Well this my dorky elk I brought home from archery season 08.
he is a 6x1,and a drop. Mount work in progress, not sure quite where to go next.:darkbeer:


----------



## buglebuster (Feb 18, 2009)

Nice job!!, we get em' in washington alot with dropping in to their heads from the bur's, but you don't see that too often, nice bul!


----------



## Sticks & Stones (May 20, 2009)

He sure tastes better than that tag sandwich does huh?? Nice job!


----------



## MULIES4EVER (Feb 18, 2009)

Hey I shot a similar bull last year also.
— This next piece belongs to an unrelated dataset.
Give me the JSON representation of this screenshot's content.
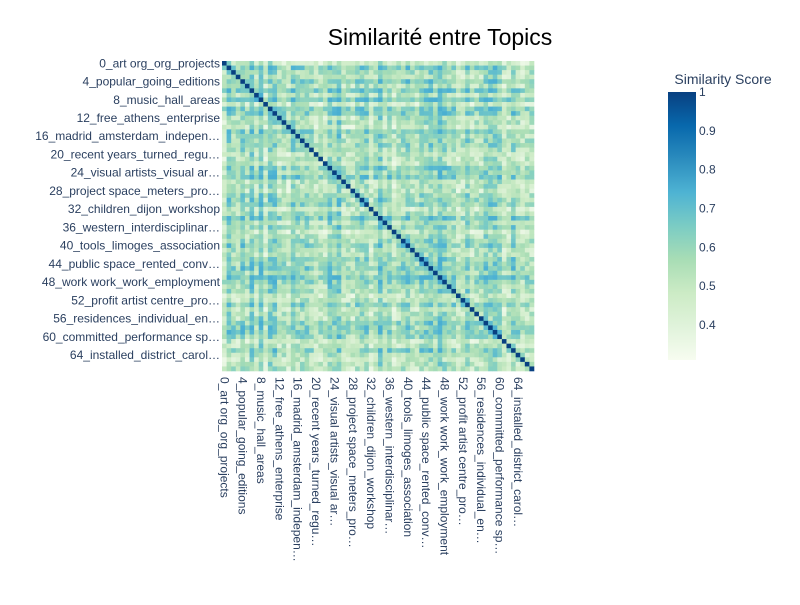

I think he is awesome.
Check it out.


----------



## MULIES4EVER (Feb 18, 2009)

pm me if you need help finishing him up.


----------



## KaylaKrekel88 (Jan 18, 2009)

Nice that turned out really good!!!!


----------



## Tug08 (Aug 12, 2008)

*great Elk*

I think that is a very cool rack, i would be real proud if I were you.


----------